Tuesday, October 23, 2012

Proposing a new HTTP request header: max_timeout

I'm certainly not going to confess that my sites sometimes have technical problems. But a... friend...of mine tells me that servers can get bolloxed up. With a site like OvationTix (er, I mean: OshmationShmix), the most likely source of a site-wide problem will be congestion in the database. In such instances, the site will not be completely inaccessible, but it will be seriously slow. Users will say "the site's down," while engineers will say, "it's not down, exactly..." Situations like this can be frustrating, and become especially problematic when dealing with SLAs -- if pages that usually load in 2 seconds are instead loading in 2 minutes, is that "downtime," requiring remediation according to an SLA? I've seen some contracts stipulating that all pages must respond in under 3 seconds. That's good, but still too coarse-grained; what about a page (like a big report) which typically takes 20 seconds -- and which users expect will take a long time?

For this and other situations, I'm proposing a new HTTP request header: max_timeout (in milliseconds). After the timeout is reached, the browser will treat it as failed and inform the user accordingly. For users, this resolves ambiguity: currently, if a page loads slower than they're used to, they don't know whether it's likely to load in another second or two, or if it's stalled forever. For servers, this timeout can be used to abort processing of requests that exceed the threshold. (If the user isn't waiting for the response, there's no reason to keep executing the request.) Servers could also use this parameter to prioritize incoming requests: those that expect a subsecond response will go to the top of the pile, and those that say "hey, no rush" can be delayed.

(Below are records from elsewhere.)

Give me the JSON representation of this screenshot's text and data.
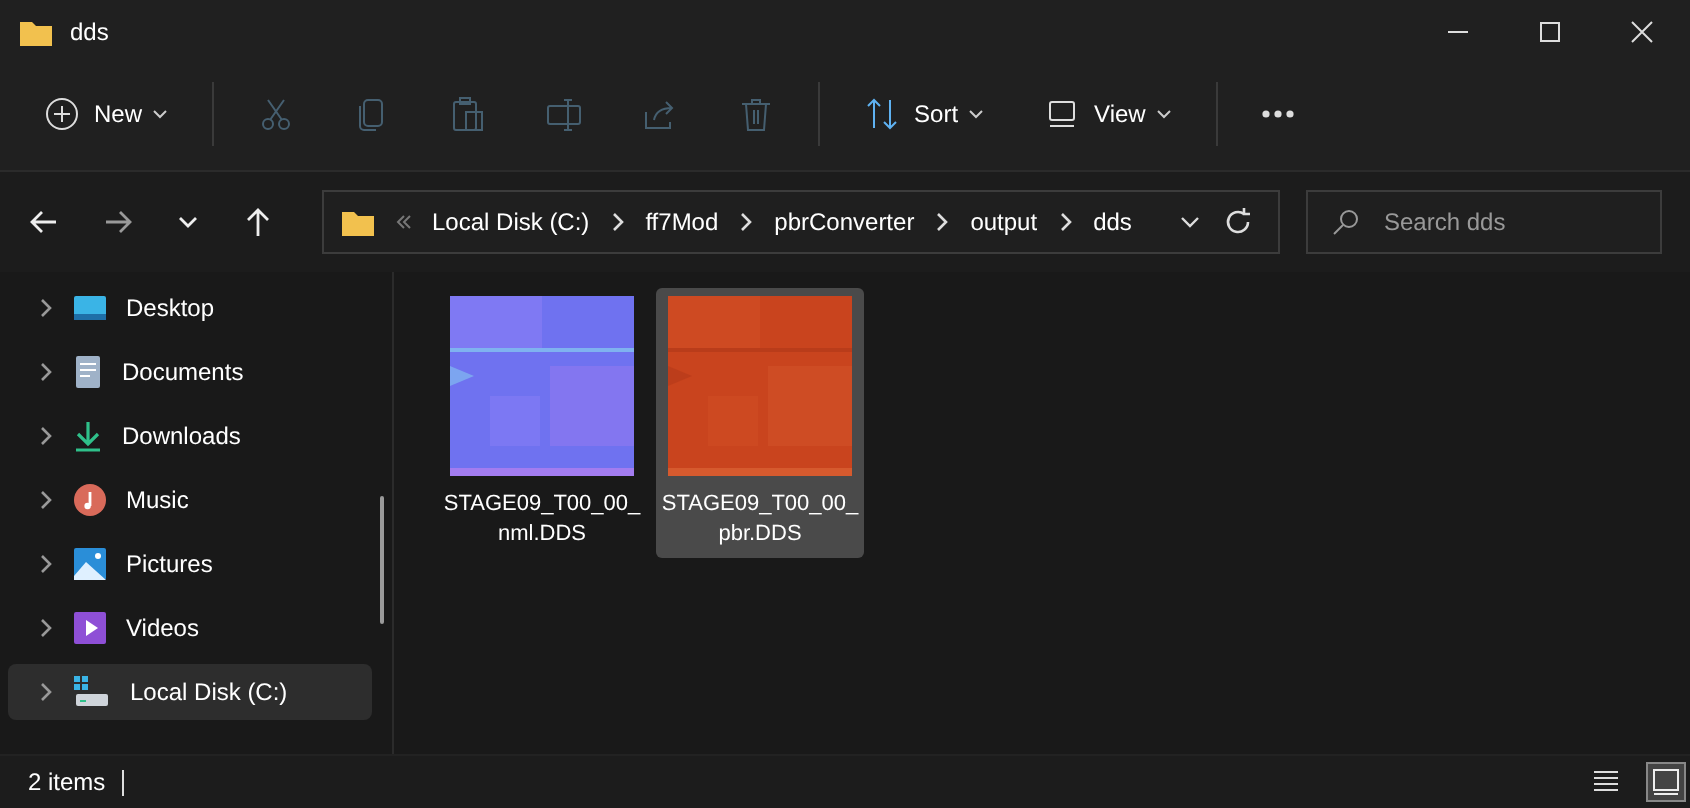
{
  "window": {
    "title": "dds"
  },
  "toolbar": [
    {
      "kind": "new",
      "label": "New",
      "disabled": false
    },
    {
      "kind": "cut",
      "disabled": true
    },
    {
      "kind": "copy",
      "disabled": true
    },
    {
      "kind": "paste",
      "disabled": true
    },
    {
      "kind": "rename",
      "disabled": true
    },
    {
      "kind": "share",
      "disabled": true
    },
    {
      "kind": "delete",
      "disabled": true
    },
    {
      "kind": "sort",
      "label": "Sort",
      "disabled": false
    },
    {
      "kind": "view",
      "label": "View",
      "disabled": false
    },
    {
      "kind": "more",
      "disabled": false
    }
  ],
  "address": {
    "crumbs": [
      "Local Disk (C:)",
      "ff7Mod",
      "pbrConverter",
      "output",
      "dds"
    ]
  },
  "search": {
    "placeholder": "Search dds"
  },
  "sidebar": {
    "items": [
      {
        "kind": "desktop",
        "label": "Desktop",
        "selected": false
      },
      {
        "kind": "documents",
        "label": "Documents",
        "selected": false
      },
      {
        "kind": "downloads",
        "label": "Downloads",
        "selected": false
      },
      {
        "kind": "music",
        "label": "Music",
        "selected": false
      },
      {
        "kind": "pictures",
        "label": "Pictures",
        "selected": false
      },
      {
        "kind": "videos",
        "label": "Videos",
        "selected": false
      },
      {
        "kind": "disk",
        "label": "Local Disk (C:)",
        "selected": true
      }
    ]
  },
  "files": [
    {
      "name": "STAGE09_T00_00_ nml.DDS",
      "kind": "picture",
      "selected": false
    },
    {
      "name": "STAGE09_T00_00_ pbr.DDS",
      "kind": "picture",
      "selected": true
    }
  ],
  "status_bar": {
    "count": "2 items",
    "views": [
      {
        "kind": "details",
        "selected": false
      },
      {
        "kind": "large-icons",
        "selected": true
      }
    ]
  }
}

How would the timeout be specified? We need to allow different requests to specify different timeouts. For the first request to a site, the timeout could be delivered via DNS (not saying this is easy to implement, but...): a response from a DNS server would contain the destination IP as well as the recommended timeout header to request. For subsequent pages, a parameter on an <a> tag or Ajax call would instruct the browser on how to construct the request header.

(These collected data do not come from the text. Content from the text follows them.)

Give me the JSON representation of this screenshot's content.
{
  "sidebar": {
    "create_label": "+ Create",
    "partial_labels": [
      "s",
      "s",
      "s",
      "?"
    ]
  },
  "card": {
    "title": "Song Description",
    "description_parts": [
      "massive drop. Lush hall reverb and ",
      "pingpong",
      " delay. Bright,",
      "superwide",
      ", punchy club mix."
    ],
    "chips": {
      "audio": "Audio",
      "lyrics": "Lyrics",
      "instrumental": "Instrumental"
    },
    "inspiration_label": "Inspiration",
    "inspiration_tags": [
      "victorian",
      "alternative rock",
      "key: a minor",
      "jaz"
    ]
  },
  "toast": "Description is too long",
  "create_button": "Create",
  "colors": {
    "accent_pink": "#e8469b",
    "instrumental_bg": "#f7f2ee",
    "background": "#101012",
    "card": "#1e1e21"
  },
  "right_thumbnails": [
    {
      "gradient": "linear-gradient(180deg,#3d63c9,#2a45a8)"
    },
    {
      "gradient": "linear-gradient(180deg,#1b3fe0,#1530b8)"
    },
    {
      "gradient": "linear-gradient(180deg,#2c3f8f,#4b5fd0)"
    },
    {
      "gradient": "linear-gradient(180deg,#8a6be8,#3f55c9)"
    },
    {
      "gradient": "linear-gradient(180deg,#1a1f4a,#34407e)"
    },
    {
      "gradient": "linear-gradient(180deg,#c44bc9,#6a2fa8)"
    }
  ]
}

If a critical mass of sites/browsers/servers implement this request header, users will come to trust that the Internet won't leave them hanging -- if a server is taking longer to respond than it's supposed to, we'll time out the response so they can go about their business. Or, we could offer a prompt: "Your request has been cancelled because the website did not respond in a timely manner. Would you like to try again with no time constraint? [Yes|No]" Either way, having the confidence of a time limit would discourage users from abandoning early, or hitting "refresh" because the site feels slow. To that end, browsers could even refuse to re-issue a command until the timeout was reached. (Hang on, we're working on it...)